Sana Bangui a dû justifier la baisse et tempérer les inquiétudes, assurant que les
réserves remonteraient à plus de 7 100 milliards FCFA avant la fin de l’année et
dépasseraient 9 000 milliards en 2028
Ces chiffres, bien que rassurants, ont été instrumentalisés par ses adversaires pour
alimenter l’idée d’une gouvernance fragile.

Une BEAC en mutation malgré les attaques

Malgré les résistances, le gouverneur a poursuivi plusieurs chantiers stratégiques :
● renforcement de la stabilité monétaire,
● amélioration de la gestion des réserves,
● modernisation des outils de supervision,
● consolidation du dialogue avec les partenaires internationaux.
Le Conseil d’administration réuni à Malabo en juillet 2025 a validé plusieurs
décisions majeures pour l’avenir économique de la région, confirmant que la BEAC
trace un cap stratégique sous son impulsion .
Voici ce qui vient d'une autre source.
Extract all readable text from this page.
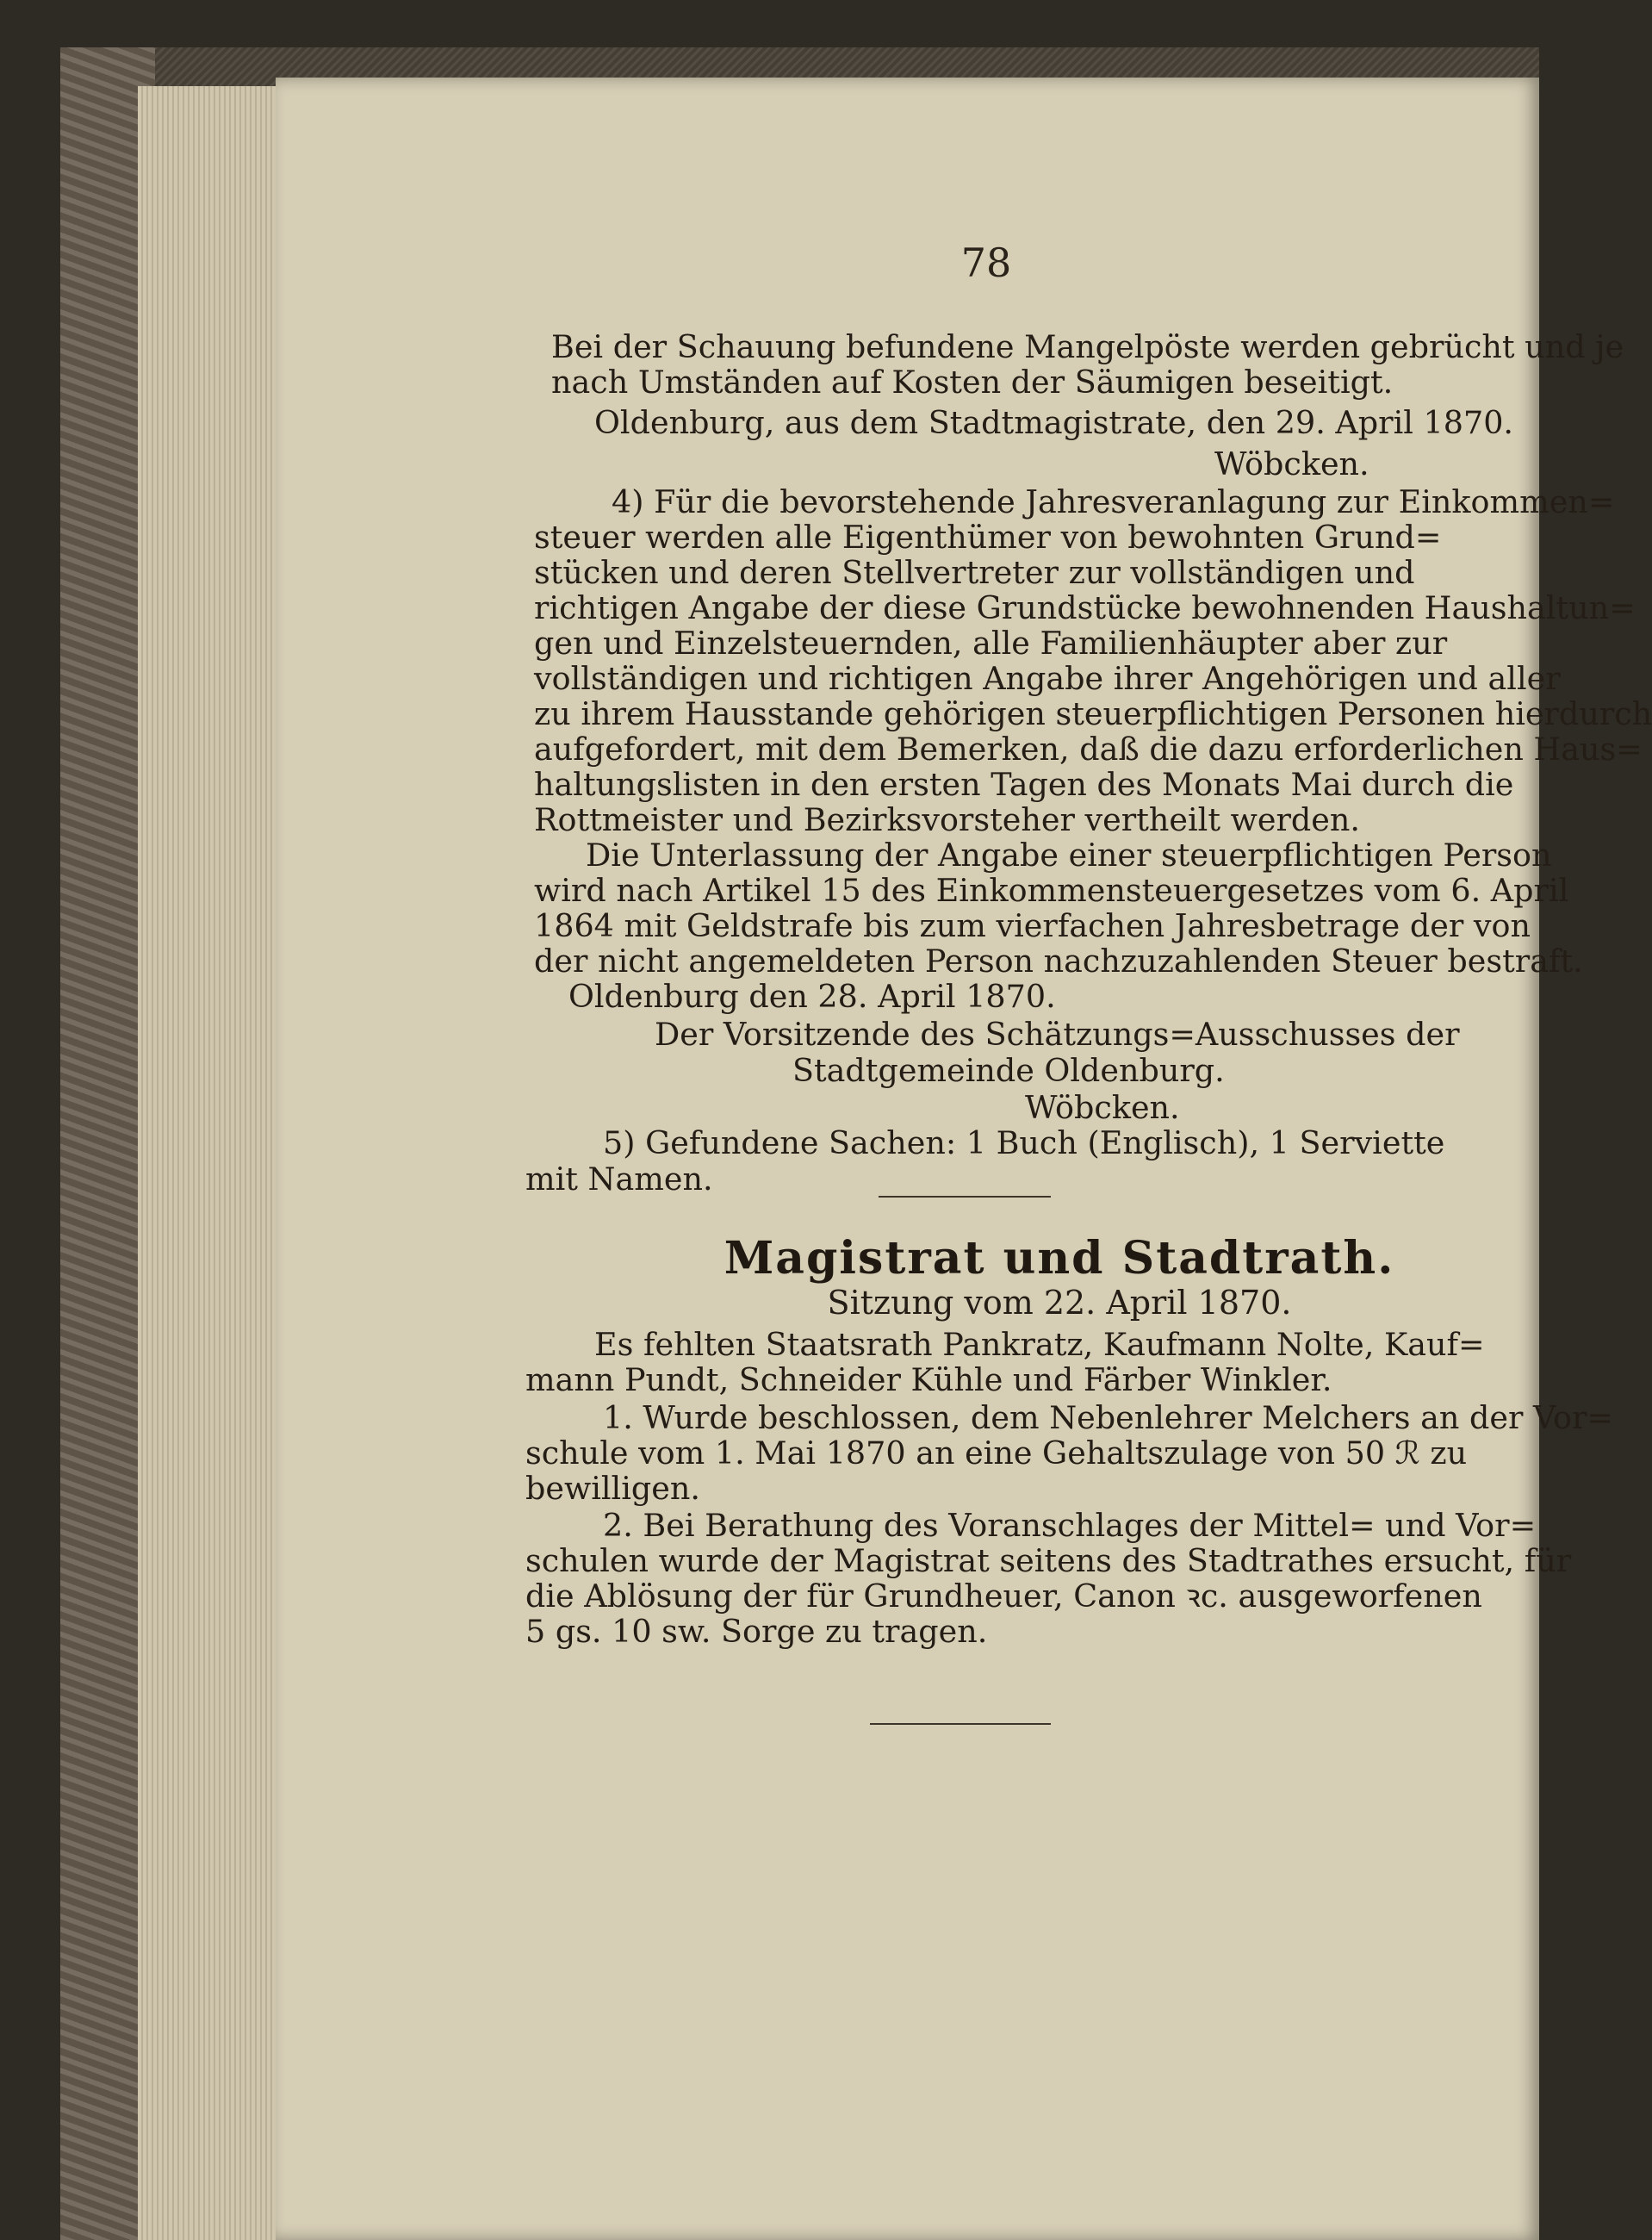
78
Bei der Schauung befundene Mangelpöste werden gebrücht und je
nach Umständen auf Kosten der Säumigen beseitigt.
Oldenburg, aus dem Stadtmagistrate, den 29. April 1870.
Wöbcken.
4) Für die bevorstehende Jahresveranlagung zur Einkommen=
steuer werden alle Eigenthümer von bewohnten Grund=
stücken und deren Stellvertreter zur vollständigen und
richtigen Angabe der diese Grundstücke bewohnenden Haushaltun=
gen und Einzelsteuernden, alle Familienhäupter aber zur
vollständigen und richtigen Angabe ihrer Angehörigen und aller
zu ihrem Hausstande gehörigen steuerpflichtigen Personen hierdurch
aufgefordert, mit dem Bemerken, daß die dazu erforderlichen Haus=
haltungslisten in den ersten Tagen des Monats Mai durch die
Rottmeister und Bezirksvorsteher vertheilt werden.
Die Unterlassung der Angabe einer steuerpflichtigen Person
wird nach Artikel 15 des Einkommensteuergesetzes vom 6. April
1864 mit Geldstrafe bis zum vierfachen Jahresbetrage der von
der nicht angemeldeten Person nachzuzahlenden Steuer bestraft.
Oldenburg den 28. April 1870.
Der Vorsitzende des Schätzungs=Ausschusses der
Stadtgemeinde Oldenburg.
Wöbcken.
5) Gefundene Sachen: 1 Buch (Englisch), 1 Serviette
mit Namen.
Magistrat und Stadtrath.
Sitzung vom 22. April 1870.
Es fehlten Staatsrath Pankratz, Kaufmann Nolte, Kauf=
mann Pundt, Schneider Kühle und Färber Winkler.
1. Wurde beschlossen, dem Nebenlehrer Melchers an der Vor=
schule vom 1. Mai 1870 an eine Gehaltszulage von 50 ℛ zu
bewilligen.
2. Bei Berathung des Voranschlages der Mittel= und Vor=
schulen wurde der Magistrat seitens des Stadtrathes ersucht, für
die Ablösung der für Grundheuer, Canon ꝛc. ausgeworfenen
5 gs. 10 sw. Sorge zu tragen.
Une guerre d’influence qui menace l’émancipation de la CEMAC

Ce qui se joue aujourd’hui dépasse la personne du gouverneur.
C’est l’avenir de la CEMAC qui est en question.
Le chauvinisme de certains États, la mauvaise foi de certains représentants, et
les ingérences extérieures constituent un cocktail dangereux pour une région qui
peine déjà à consolider son intégration économique.
La BEAC devrait être un pilier de stabilité.
Elle est devenue un champ de bataille.

Conclusion : la BEAC doit choisir entre maturité institutionnelle et replis nationaux

L’enquête le montre :

● les attaques contre le gouverneur centrafricain ne sont pas isolées ;
● elles s’inscrivent dans une lutte d’influence profonde ;
● elles révèlent les fragilités structurelles de la gouvernance régionale.
Pour les 400 millions d’habitants de la CEMAC, l’enjeu est immense :
une banque centrale affaiblie, contestée ou instrumentalisée met en péril la stabilité
monétaire, la confiance des investisseurs et la souveraineté économique de la
région.
La BEAC doit maintenant trancher :
s’affirmer comme une institution indépendante et mature, ou rester l’otage
des rivalités nationales et des influences extérieures.